Any breakthrough that InGen's research and work helped bring to the medical or scientific field, and in turn would bring a profit to any particular company...InGen would receive a cut of that on a regular basis, allowing them to rake in the dough and funnel portions of those profits into operating costs at the park. In addition to that, think of how many countries, companies, or interested private parties would be wiling to pay the company scientific grants simply because of the fact that they have created a slice of living history for mankind to study and learn from. The price for such research would be handsome to say the least and it's one that the scientific field would be willing to pay.
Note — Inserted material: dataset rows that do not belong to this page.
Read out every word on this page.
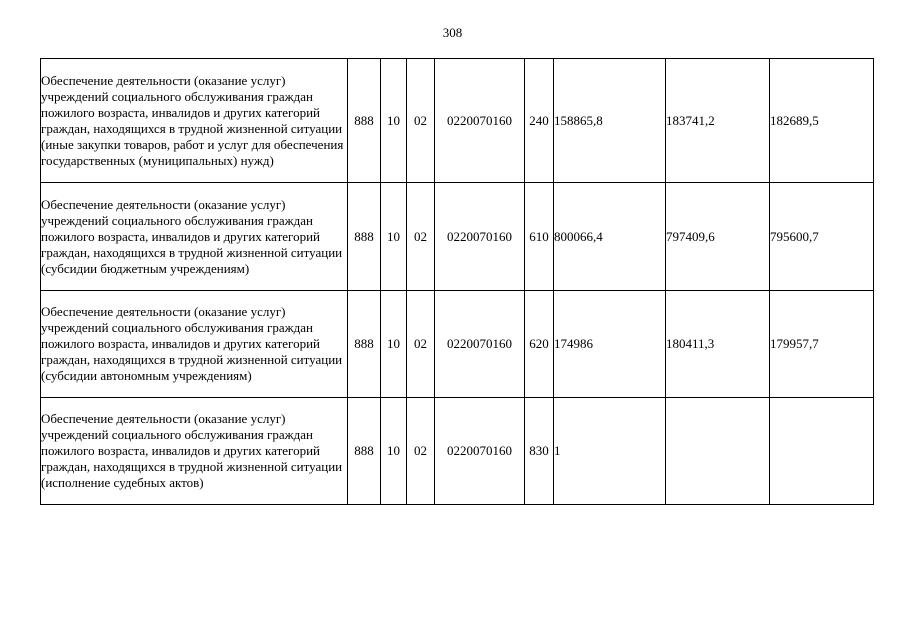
308
Обеспечение деятельности (оказание услуг) учреждений социального обслуживания граждан пожилого возраста, инвалидов и других категорий граждан, находящихся в трудной жизненной ситуации (иные закупки товаров, работ и услуг для обеспечения государственных (муниципальных) нужд)	888	10	02	0220070160	240	158865,8	183741,2	182689,5
Обеспечение деятельности (оказание услуг) учреждений социального обслуживания граждан пожилого возраста, инвалидов и других категорий граждан, находящихся в трудной жизненной ситуации (субсидии бюджетным учреждениям)	888	10	02	0220070160	610	800066,4	797409,6	795600,7
Обеспечение деятельности (оказание услуг) учреждений социального обслуживания граждан пожилого возраста, инвалидов и других категорий граждан, находящихся в трудной жизненной ситуации (субсидии автономным учреждениям)	888	10	02	0220070160	620	174986	180411,3	179957,7
Обеспечение деятельности (оказание услуг) учреждений социального обслуживания граждан пожилого возраста, инвалидов и других категорий граждан, находящихся в трудной жизненной ситуации (исполнение судебных актов)	888	10	02	0220070160	830	1		
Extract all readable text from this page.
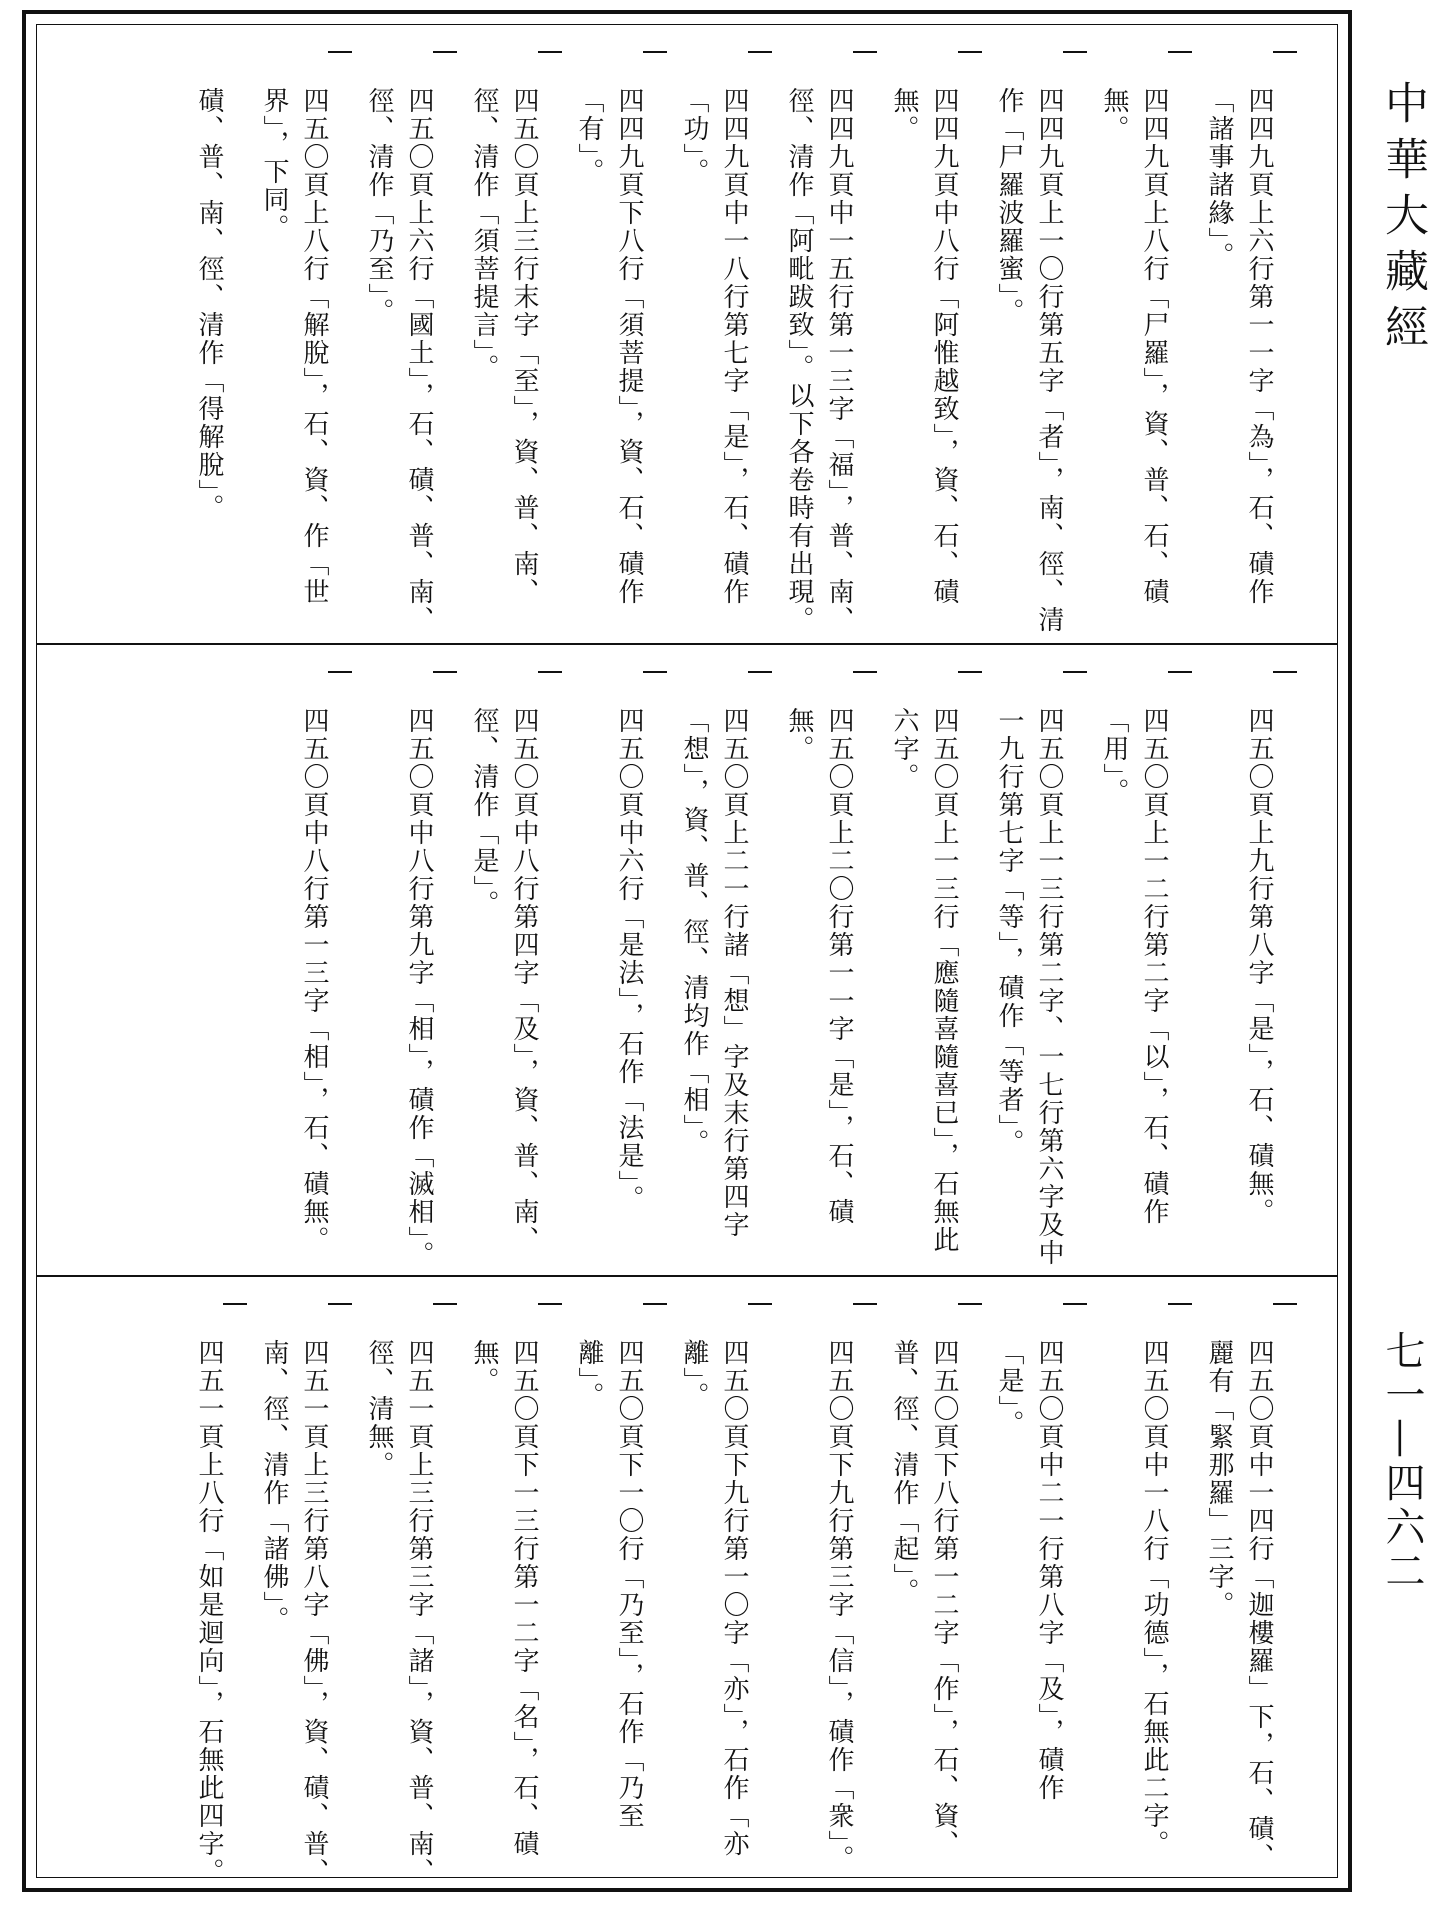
四四九頁上六行第一一字「為」，石、磧作「諸事諸緣」。
四四九頁上八行「尸羅」，資、普、石、磧無。
四四九頁上一〇行第五字「者」，南、徑、清作「尸羅波羅蜜」。
四四九頁中八行「阿惟越致」，資、石、磧無。
四四九頁中一五行第一三字「福」，普、南、徑、清作「阿毗跋致」。以下各卷時有出現。
四四九頁中一八行第七字「是」，石、磧作「功」。
四四九頁下八行「須菩提」，資、石、磧作「有」。
四五〇頁上三行末字「至」，資、普、南、徑、清作「須菩提言」。
四五〇頁上六行「國土」，石、磧、普、南、徑、清作「乃至」。
四五〇頁上八行「解脫」，石、資、作「世界」，下同。
磧、普、南、徑、清作「得解脫」。
四五〇頁上九行第八字「是」，石、磧無。
四五〇頁上一二行第二字「以」，石、磧作「用」。
四五〇頁上一三行第二字、一七行第六字及中一九行第七字「等」，磧作「等者」。
四五〇頁上一三行「應隨喜隨喜已」，石無此六字。
四五〇頁上二〇行第一一字「是」，石、磧無。
四五〇頁上二一行諸「想」字及末行第四字「想」，資、普、徑、清均作「相」。
四五〇頁中六行「是法」，石作「法是」。
四五〇頁中八行第四字「及」，資、普、南、徑、清作「是」。
四五〇頁中八行第九字「相」，磧作「滅相」。
四五〇頁中八行第一三字「相」，石、磧無。
四五〇頁中一四行「迦樓羅」下，石、磧、麗有「緊那羅」三字。
四五〇頁中一八行「功德」，石無此二字。
四五〇頁中二一行第八字「及」，磧作「是」。
四五〇頁下八行第一二字「作」，石、資、普、徑、清作「起」。
四五〇頁下九行第三字「信」，磧作「衆」。
四五〇頁下九行第一〇字「亦」，石作「亦離」。
四五〇頁下一〇行「乃至」，石作「乃至離」。
四五〇頁下一三行第一二字「名」，石、磧無。
四五一頁上三行第三字「諸」，資、普、南、徑、清無。
四五一頁上三行第八字「佛」，資、磧、普、南、徑、清作「諸佛」。
四五一頁上八行「如是迴向」，石無此四字。
中華大藏經
七一—四六二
The bottom line when it comes to this? With that kind of cash flow pouring in, the Indominus Rex would be nothing more than a fleeting thought.
If anything, the film should have focused on Hoskins and his attempts to weaponize the dinosaurs since that would have been in line with the core themes that made Jurassic Park so magical; the fact that we simply cannot control nature regardless of our best attempts. But alas, it is what it is, these plot holes exist and while they are still clearly bugging me, I don't want to detract from the fact that Jurassic World is still a fun ride and it does a wonderful job of recapturing the awe and wonder of the first film when we absolutely believed that dinosaurs could still roam the earth; I just wish that the same care that went into nostalgia, went into the plot as well.